Back home, it became clear that the AIFF's rebranded domestic league - the I-League - was failing. This, despite the Rs 700 crore deal with IMG-Reliance (as commercial partners) and the relative success of clubs Dempo and East Bengal in the continental AFC Cup. The I-League simply failed to take off. Matches played at 3 PM on weekdays were no match for a fanbase which was used to the Premier League on weekend evenings. Marketing wise, it was hard to even recognise when the I-League started. The Kolkata superclubs - Mohun Bagan and East Bengal, would continue to see some attendance on matchdays and broke records at the derby - but a country's fortunes did not depend on two fixtures. After the Saradha Group chit fund scam, it got worse for these clubs. There was only one solution -- a third league, short and sweet but full of stars nearing retirement and which would be shown during primetime hours.
Thus, the Indian Super League was born -- blessed with sponsors ranging from Hero to Samsung to Maruti Suzuki, Puma and Amul -- and recognisable names like Roberto Carlos, Zico, Elano, Alessandro del Piero, Nicolas Anelka and Florent Malouda among others. There was money spent on Indians and foreigners alike, auctions took place and so did kit launches. Suddenly, Indian football was on the back pages, getting deserved attention.
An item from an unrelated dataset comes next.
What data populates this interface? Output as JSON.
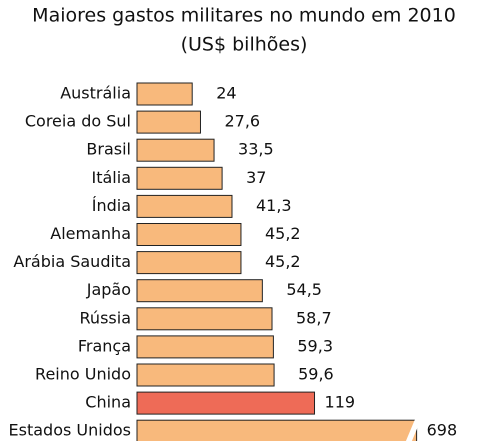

But everything has two sides. While the ISL made Indian footballers household names through its franchisee system, I-League clubs were left to die. Bharat FC, Pune FC and Royal Wahingdoh have all pulled out of the 2016 season. The questions they ask are: what about us? Didn't IMG-Reliance sign a deal to promote the I-League? What happened to that? We are the real clubs, we have history, we have legacy.
Sadly, football doesn't run on legacy or history. It runs on sponsorship money and television rights and star names. It runs on professionalism, something a lot of I-League clubs are still trying to figure out. The AIFF, stakeholder in both leagues, is caught in the conundrum of giving India one unified league. It will be impossible to keep everyone happy.
"We need to find a solution. Call it whatever you want, but India needs one league. The AIFF, the ISL and the I-League should sit down together and discuss this, work out a solution. We can then have a cup competition like England has the FA Cup," Chhetri had told Firstpost earlier.
So as India prepare for their SAFF Cup final against Afghanistan, it will bring them momentary happiness and raise the hopes of a nation once again. But the stark reality facing football in the country is this: India needs one unified league, India needs to start winning their World Cup Qualifiers and India needs to pull off their first FIFA event (U17 World Cup) with fanfare, dignity and performances that inspire the next generation to play the world's most popular game.